Rabu, 23 April 2014

How the Dodge Charger Gets Cops to Fall in Love With a Car

When Fiat Chrysler pulled the cover off the revamped Dodge Charger last week, its positioning was simple: Behold, the company crowed, “the world’s only four-door muscle car.” The perfect vehicle, in other words, for chasing down criminals and cramming them in for a speedy ride to the station.

In the parlance of the Blues Brothers, the Charger is a cop car, and the latest iteration may corner that part of the market more easily than ever before. For one thing, it’s a big car with burly brakes and a beefy engine—both the six-cylinder and eight-cylinder options are powerful. It has cavernous wheelhouses in back to accommodate wide, sticky tires. The new Charger also comes with a “stealth mode” for dimming inside lights and a feature called Secure Park that lets a driver walk away from the idling car without it being stolen.

Perhaps most important in appealing to law enforcement is what the car lacks: front-wheel drive. “Cops like rear-wheel drive,” says Bloomberg analyst Kevin Tynan. Many officers feel like other drivetrain setups hinder performance in a high-speed chase.

Ford (F), which currently commands about half of the police vehicle market, no longer has that option. The automaker’s Police Interceptor sedan comes standard with all-wheel drive or a front-wheel-drive option. Chevrolet’s (GM) Caprice, a model sold only to police, still has its drivetrain in the back, but it hasn’t proved to be nearly as popular.

All three models are easy to kit out with extra lights, cameras, and partitions. Leather seats aren’t in the equation as they tend to get sullied in short order by incarcerated passengers who have been overserved one substance or another.

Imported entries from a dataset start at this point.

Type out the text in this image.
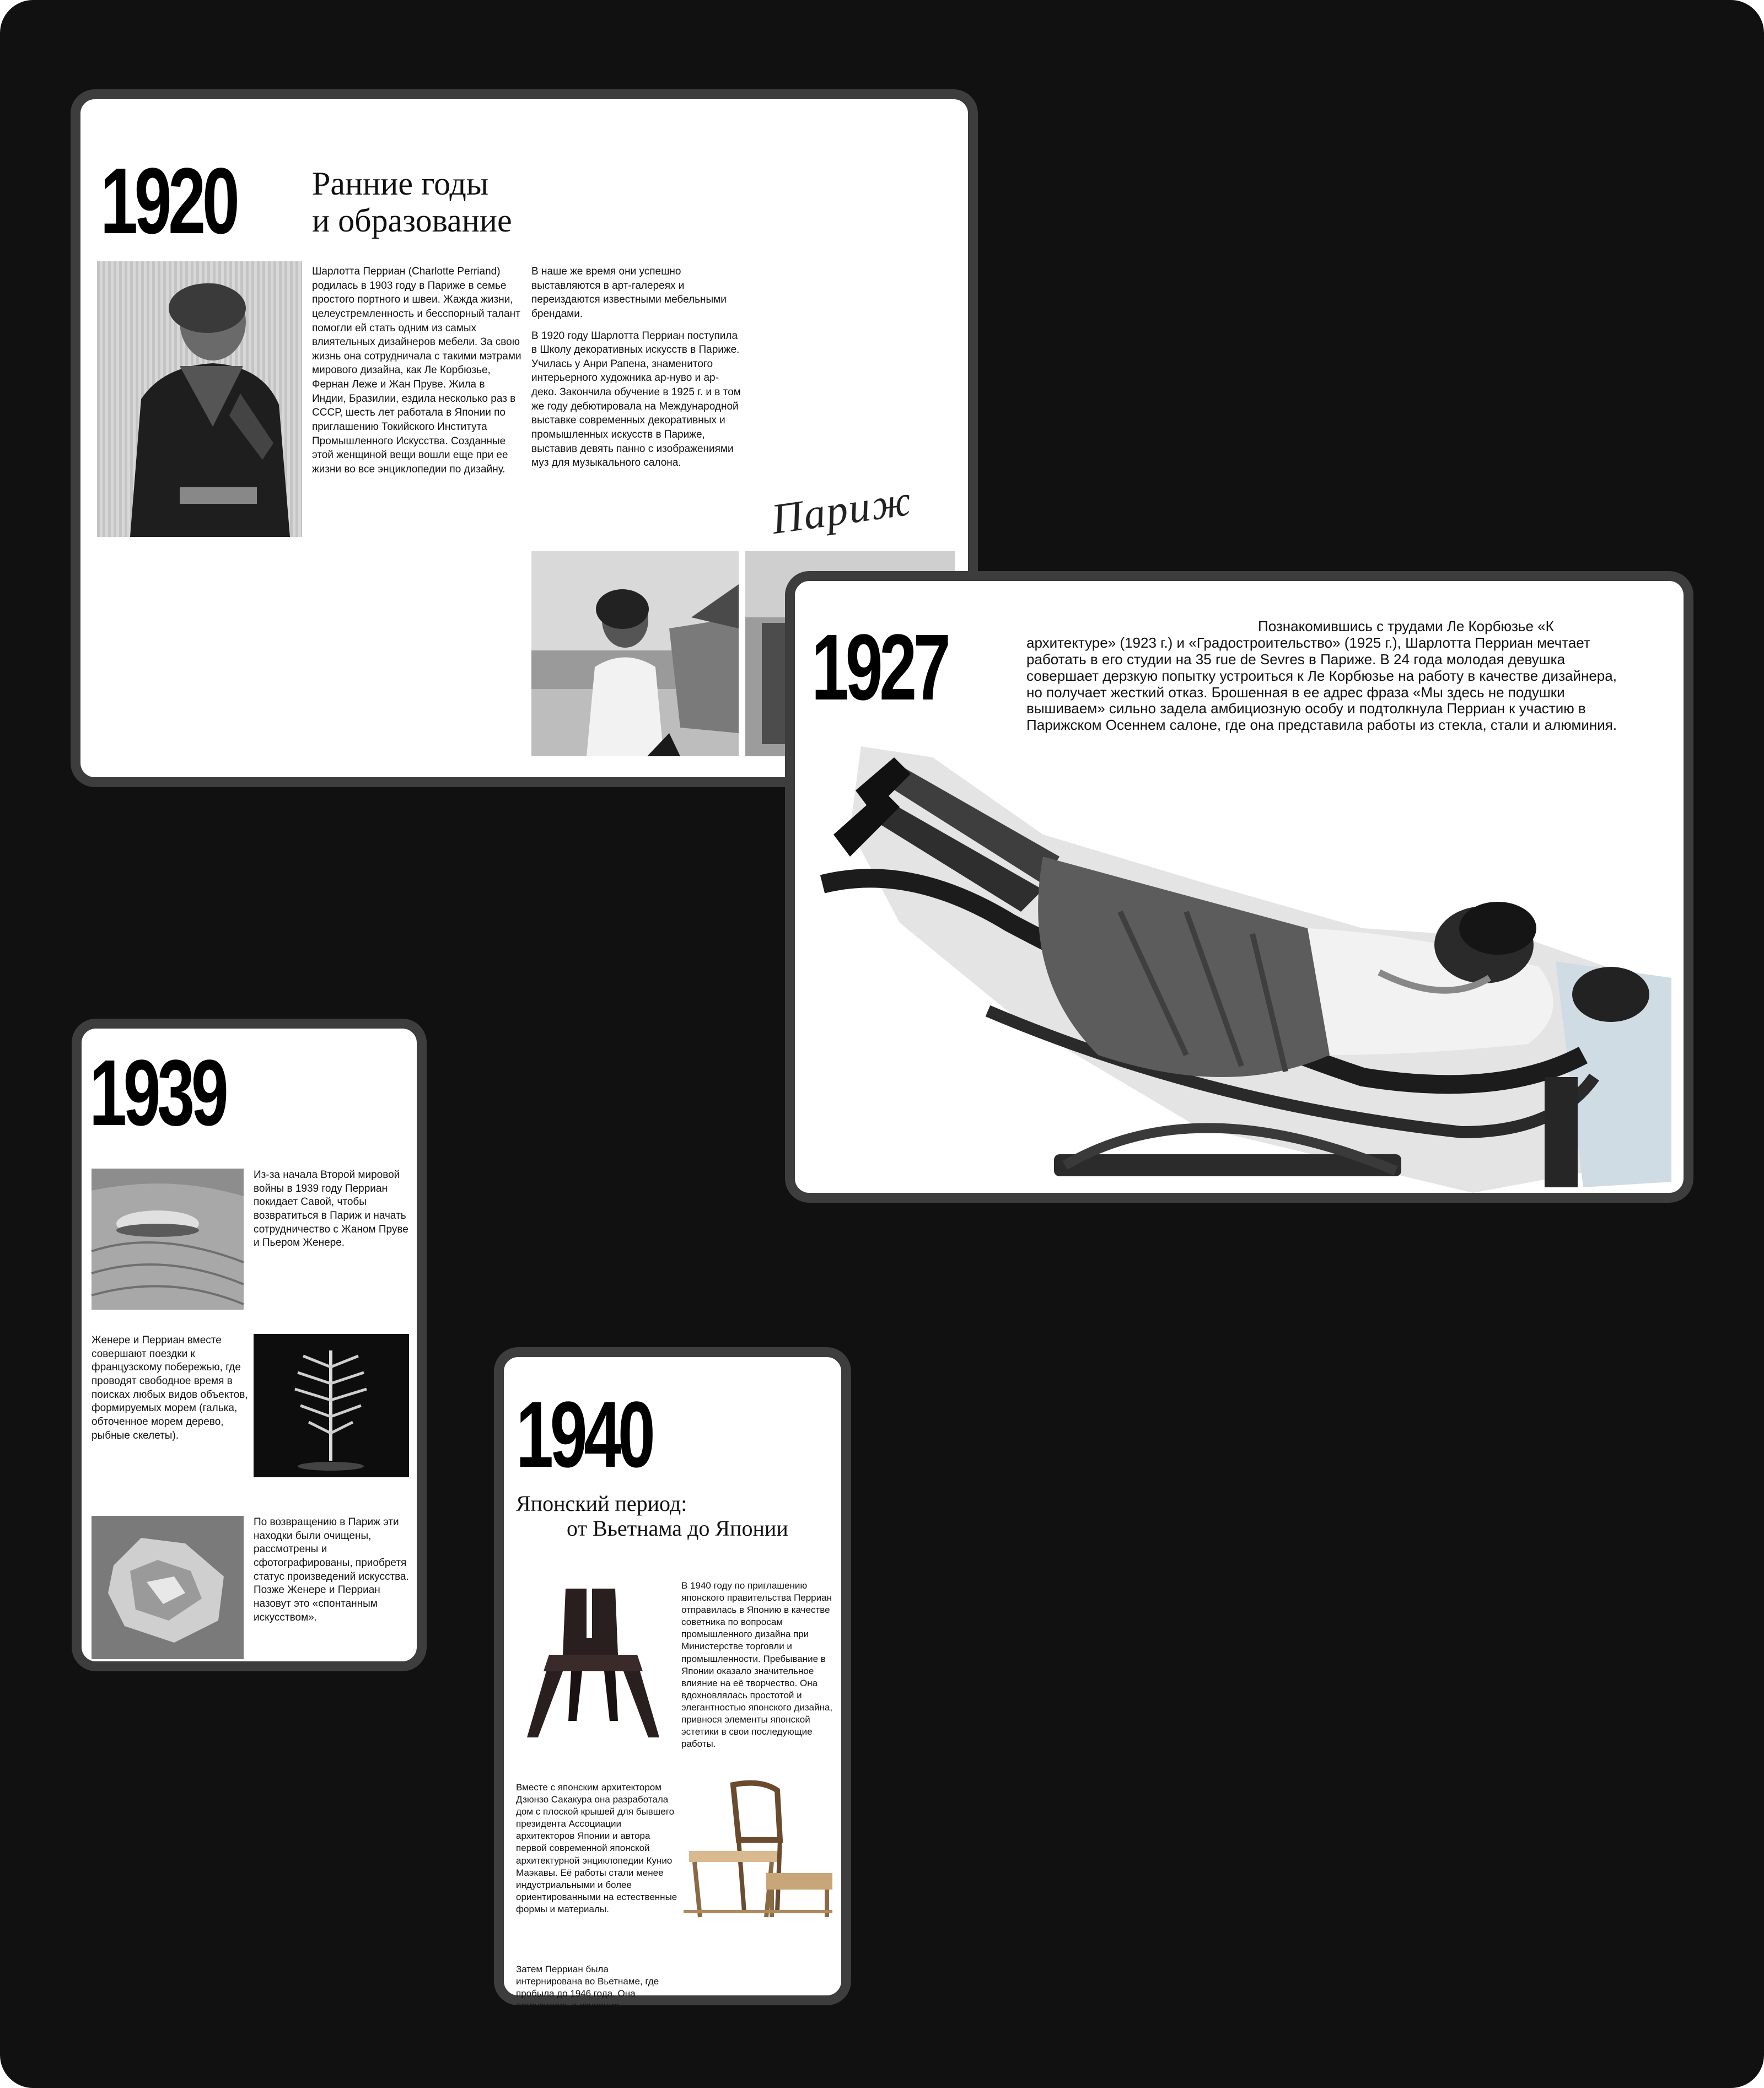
1920 Ранние годы
и образование
Шарлотта Перриан (Charlotte Perriand) родилась в 1903 году в Париже в семье простого портного и швеи. Жажда жизни, целеустремленность и бесспорный талант помогли ей стать одним из самых влиятельных дизайнеров мебели. За свою жизнь она сотрудничала с такими мэтрами мирового дизайна, как Ле Корбюзье, Фернан Леже и Жан Пруве. Жила в Индии, Бразилии, ездила несколько раз в СССР, шесть лет работала в Японии по приглашению Токийского Института Промышленного Искусства. Созданные этой женщиной вещи вошли еще при ее жизни во все энциклопедии по дизайну.

В наше же время они успешно выставляются в арт-галереях и переиздаются известными мебельными брендами.

В 1920 году Шарлотта Перриан поступила в Школу декоративных искусств в Париже. Училась у Анри Рапена, знаменитого интерьерного художника ар-нуво и ар-деко. Закончила обучение в 1925 г. и в том же году дебютировала на Международной выставке современных декоративных и промышленных искусств в Париже, выставив девять панно с изображениями муз для музыкального салона.

Париж
1927	Познакомившись с трудами Ле Корбюзье «К архитектуре» (1923 г.) и «Градостроительство» (1925 г.), Шарлотта Перриан мечтает работать в его студии на 35 rue de Sevres в Париже. В 24 года молодая девушка совершает дерзкую попытку устроиться к Ле Корбюзье на работу в качестве дизайнера, но получает жесткий отказ. Брошенная в ее адрес фраза «Мы здесь не подушки вышиваем» сильно задела амбициозную особу и подтолкнула Перриан к участию в Парижском Осеннем салоне, где она представила работы из стекла, стали и алюминия.
1939
Из-за начала Второй мировой войны в 1939 году Перриан покидает Савой, чтобы возвратиться в Париж и начать сотрудничество с Жаном Пруве и Пьером Жeнере.
Жeнере и Перриан вместе совершают поездки к французскому побережью, где проводят свободное время в поисках любых видов объектов, формируемых морем (галька, обточенное морем дерево, рыбные скелеты).
По возвращению в Париж эти находки были очищены, рассмотрены и сфотографированы, приобретя статус произведений искусства. Позже Жeнере и Перриан назовут это «спонтанным искусством».
1940
Японский период:
от Вьетнама до Японии
В 1940 году по приглашению японского правительства Перриан отправилась в Японию в качестве советника по вопросам промышленного дизайна при Министерстве торговли и промышленности. Пребывание в Японии оказало значительное влияние на её творчество. Она вдохновлялась простотой и элегантностью японского дизайна, привнося элементы японской эстетики в свои последующие работы.
Вместе с японским архитектором Дзюнзо Сакакура она разработала дом с плоской крышей для бывшего президента Ассоциации архитекторов Японии и автора первой современной японской архитектурной энциклопедии Кунио Маэкавы. Её работы стали менее индустриальными и более ориентированными на естественные формы и материалы.
Затем Перриан была интернирована во Вьетнаме, где пробыла до 1946 года. Она погрузилась в изучение
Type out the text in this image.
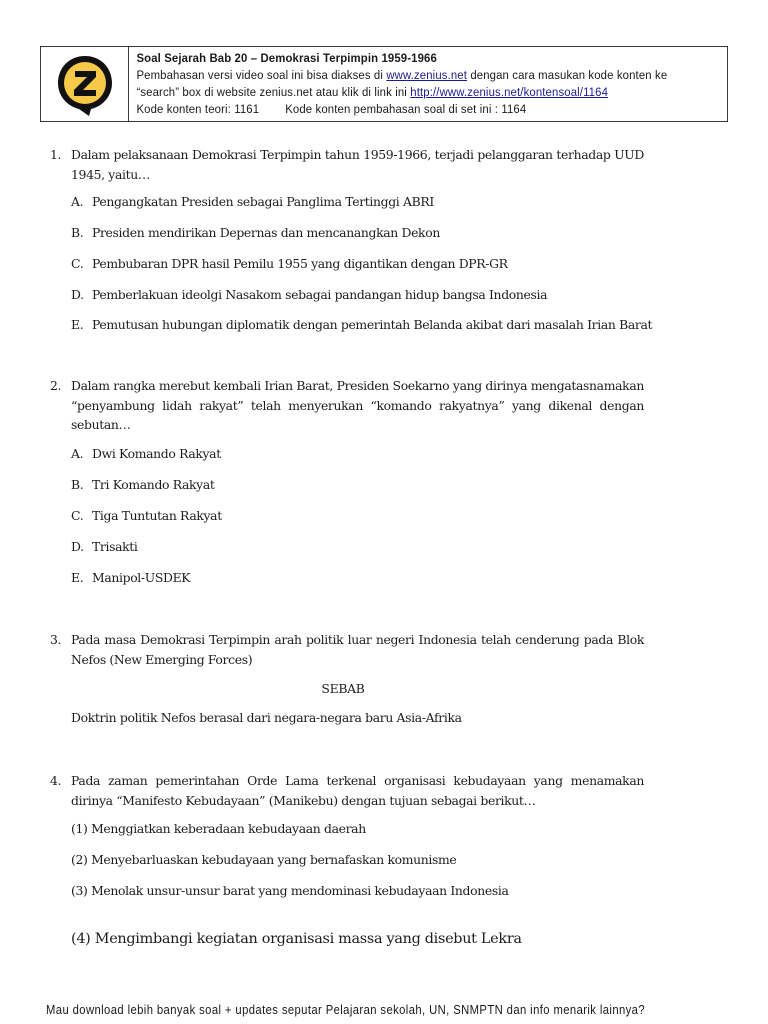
Soal Sejarah Bab 20 – Demokrasi Terpimpin 1959-1966
Pembahasan versi video soal ini bisa diakses di www.zenius.net dengan cara masukan kode konten ke
“search” box di website zenius.net atau klik di link ini http://www.zenius.net/kontensoal/1164
Kode konten teori: 1161 Kode konten pembahasan soal di set ini : 1164
1. Dalam pelaksanaan Demokrasi Terpimpin tahun 1959-1966, terjadi pelanggaran terhadap UUD 1945, yaitu…
A. Pengangkatan Presiden sebagai Panglima Tertinggi ABRI
B. Presiden mendirikan Depernas dan mencanangkan Dekon
C. Pembubaran DPR hasil Pemilu 1955 yang digantikan dengan DPR-GR
D. Pemberlakuan ideolgi Nasakom sebagai pandangan hidup bangsa Indonesia
E. Pemutusan hubungan diplomatik dengan pemerintah Belanda akibat dari masalah Irian Barat
2. Dalam rangka merebut kembali Irian Barat, Presiden Soekarno yang dirinya mengatasnamakan “penyambung lidah rakyat” telah menyerukan “komando rakyatnya” yang dikenal dengan sebutan…
A. Dwi Komando Rakyat
B. Tri Komando Rakyat
C. Tiga Tuntutan Rakyat
D. Trisakti
E. Manipol-USDEK
3. Pada masa Demokrasi Terpimpin arah politik luar negeri Indonesia telah cenderung pada Blok Nefos (New Emerging Forces)
SEBAB
Doktrin politik Nefos berasal dari negara-negara baru Asia-Afrika
4. Pada zaman pemerintahan Orde Lama terkenal organisasi kebudayaan yang menamakan dirinya “Manifesto Kebudayaan” (Manikebu) dengan tujuan sebagai berikut…
(1) Menggiatkan keberadaan kebudayaan daerah
(2) Menyebarluaskan kebudayaan yang bernafaskan komunisme
(3) Menolak unsur-unsur barat yang mendominasi kebudayaan Indonesia
(4) Mengimbangi kegiatan organisasi massa yang disebut Lekra
Mau download lebih banyak soal + updates seputar Pelajaran sekolah, UN, SNMPTN dan info menarik lainnya?
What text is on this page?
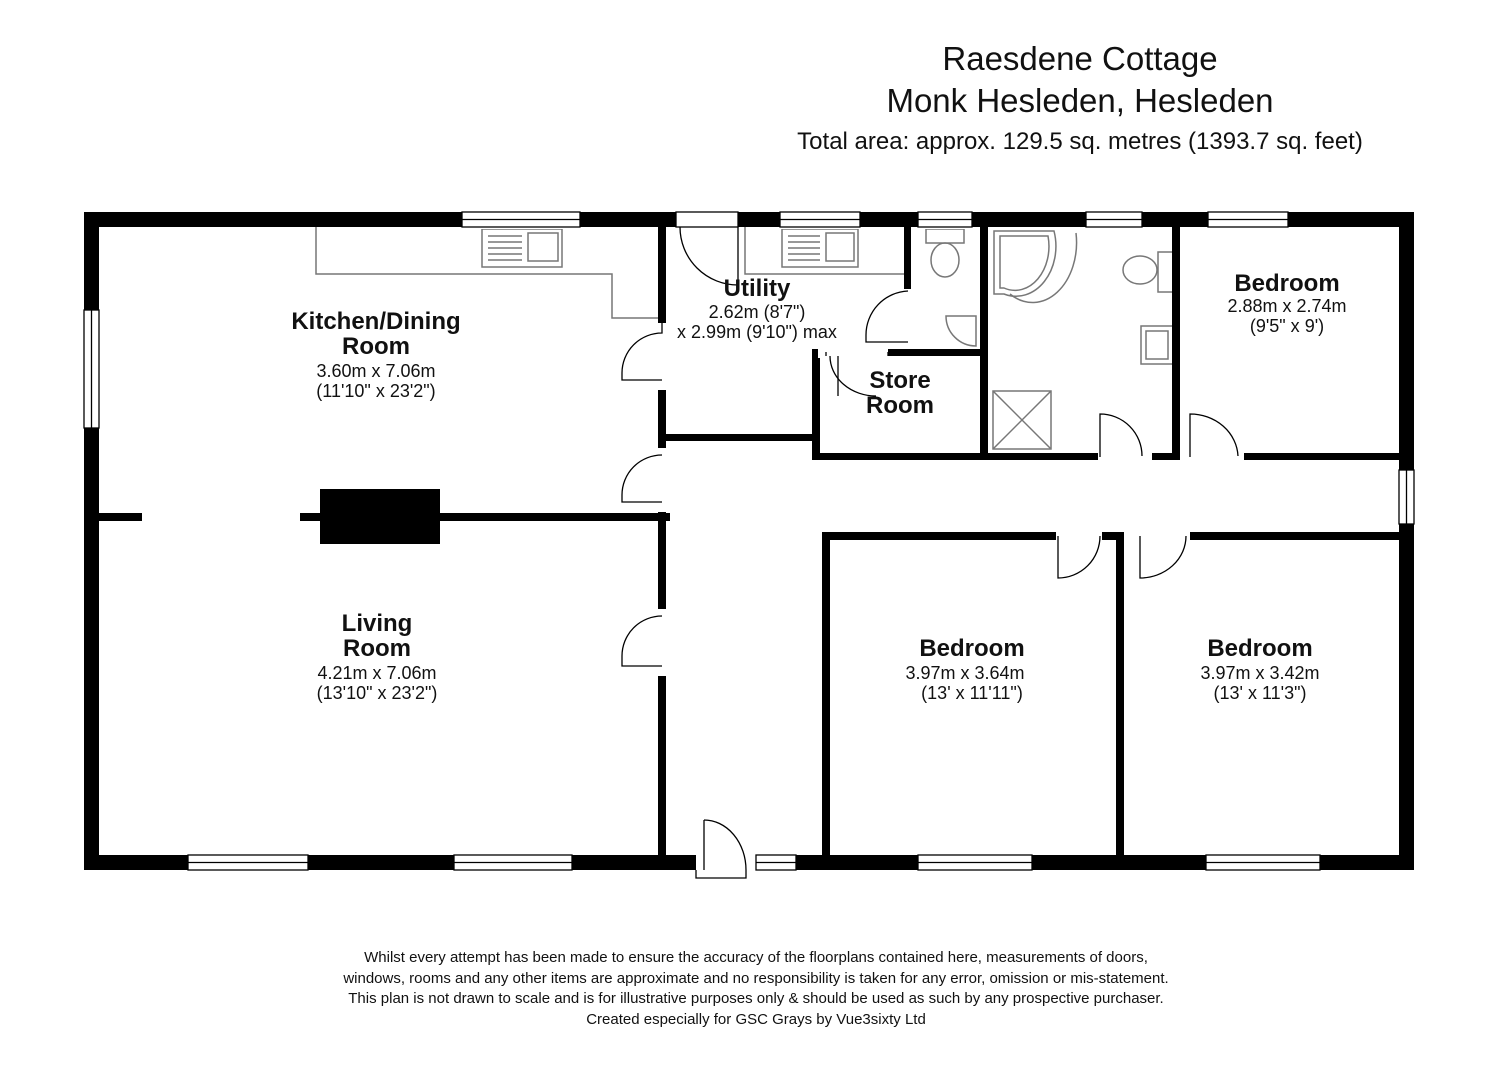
Raesdene Cottage
Monk Hesleden, Hesleden
Total area: approx. 129.5 sq. metres (1393.7 sq. feet)
Kitchen/Dining
Room
3.60m x 7.06m
(11'10" x 23'2")
Utility
2.62m (8'7")
x 2.99m (9'10") max
Store
Room
Bedroom
2.88m x 2.74m
(9'5" x 9')
Living
Room
4.21m x 7.06m
(13'10" x 23'2")
Bedroom
3.97m x 3.64m
(13' x 11'11")
Bedroom
3.97m x 3.42m
(13' x 11'3")
Whilst every attempt has been made to ensure the accuracy of the floorplans contained here, measurements of doors,
windows, rooms and any other items are approximate and no responsibility is taken for any error, omission or mis-statement.
This plan is not drawn to scale and is for illustrative purposes only & should be used as such by any prospective purchaser.
Created especially for GSC Grays by Vue3sixty Ltd
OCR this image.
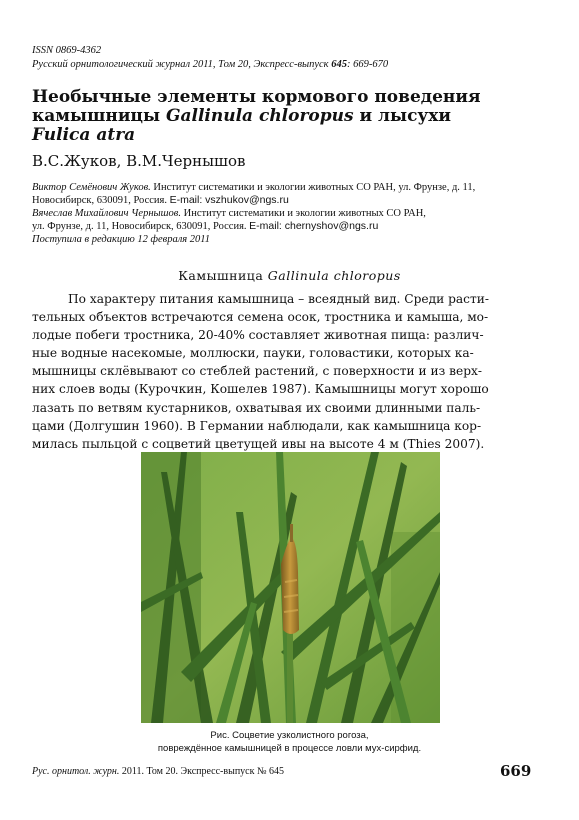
ISSN 0869-4362
Русский орнитологический журнал 2011, Том 20, Экспресс-выпуск 645: 669-670
Необычные элементы кормового поведения
камышницы Gallinula chloropus и лысухи
Fulica atra
В.С.Жуков, В.М.Чернышов
Виктор Семёнович Жуков. Институт систематики и экологии животных СО РАН, ул. Фрунзе, д. 11,
Новосибирск, 630091, Россия. E-mail: vszhukov@ngs.ru
Вячеслав Михайлович Чернышов. Институт систематики и экологии животных СО РАН,
ул. Фрунзе, д. 11, Новосибирск, 630091, Россия. E-mail: chernyshov@ngs.ru
Поступила в редакцию 12 февраля 2011
Камышница Gallinula chloropus
По характеру питания камышница – всеядный вид. Среди расти-
тельных объектов встречаются семена осок, тростника и камыша, мо-
лодые побеги тростника, 20-40% составляет животная пища: различ-
ные водные насекомые, моллюски, пауки, головастики, которых ка-
мышницы склёвывают со стеблей растений, с поверхности и из верх-
них слоев воды (Курочкин, Кошелев 1987). Камышницы могут хорошо
лазать по ветвям кустарников, охватывая их своими длинными паль-
цами (Долгушин 1960). В Германии наблюдали, как камышница кор-
милась пыльцой с соцветий цветущей ивы на высоте 4 м (Thies 2007).
Рис. Соцветие узколистного рогоза,
повреждённое камышницей в процессе ловли мух-сирфид.
Рус. орнитол. журн. 2011. Том 20. Экспресс-выпуск № 645	669
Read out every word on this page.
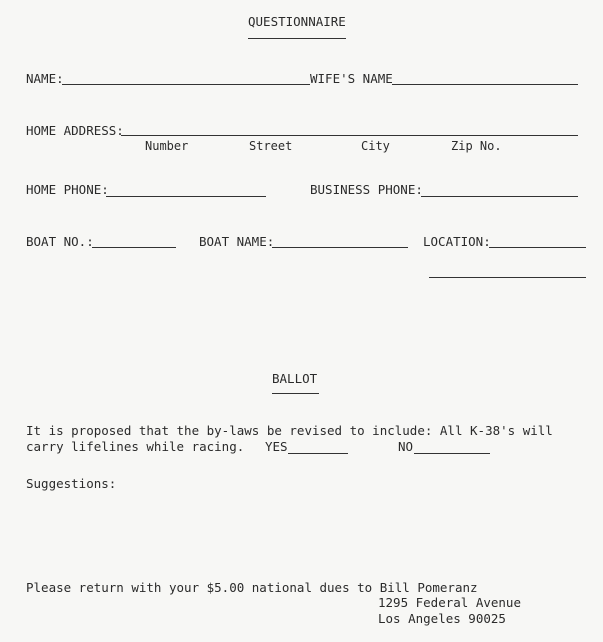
QUESTIONNAIRE
NAME:	WIFE'S NAME
HOME ADDRESS:
Number	Street	City	Zip No.
HOME PHONE:	BUSINESS PHONE:
BOAT NO.:	BOAT NAME:	LOCATION:
BALLOT
It is proposed that the by-laws be revised to include: All K-38's will
carry lifelines while racing. YES	NO
Suggestions:
Please return with your $5.00 national dues to Bill Pomeranz
1295 Federal Avenue
Los Angeles 90025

Cops, it turns out, are pretty good customers. Police forces account for about 3 percent of U.S. vehicle sales, according to Tynan. That’s a few hundred thousand cars on a slow year. And individual police departments tend to have the flexibility to buy the vehicles they want, which means the new Charger doesn’t necessarily have to be a more pragmatic car than its competitors. It just has to be a bit cooler and more coveted. Sweet handling is a far sexier sell than snow traction, and marketing “four-door muscle” is as good a way as any to fuel that demand.

And Dodge may not need to work that hard to persuade many cops. Sales for its outgoing Charger model surged 19 percent last year, compared with an 8 percent uptick for Ford’s Taurus and a 4 percent gain for the Caprice.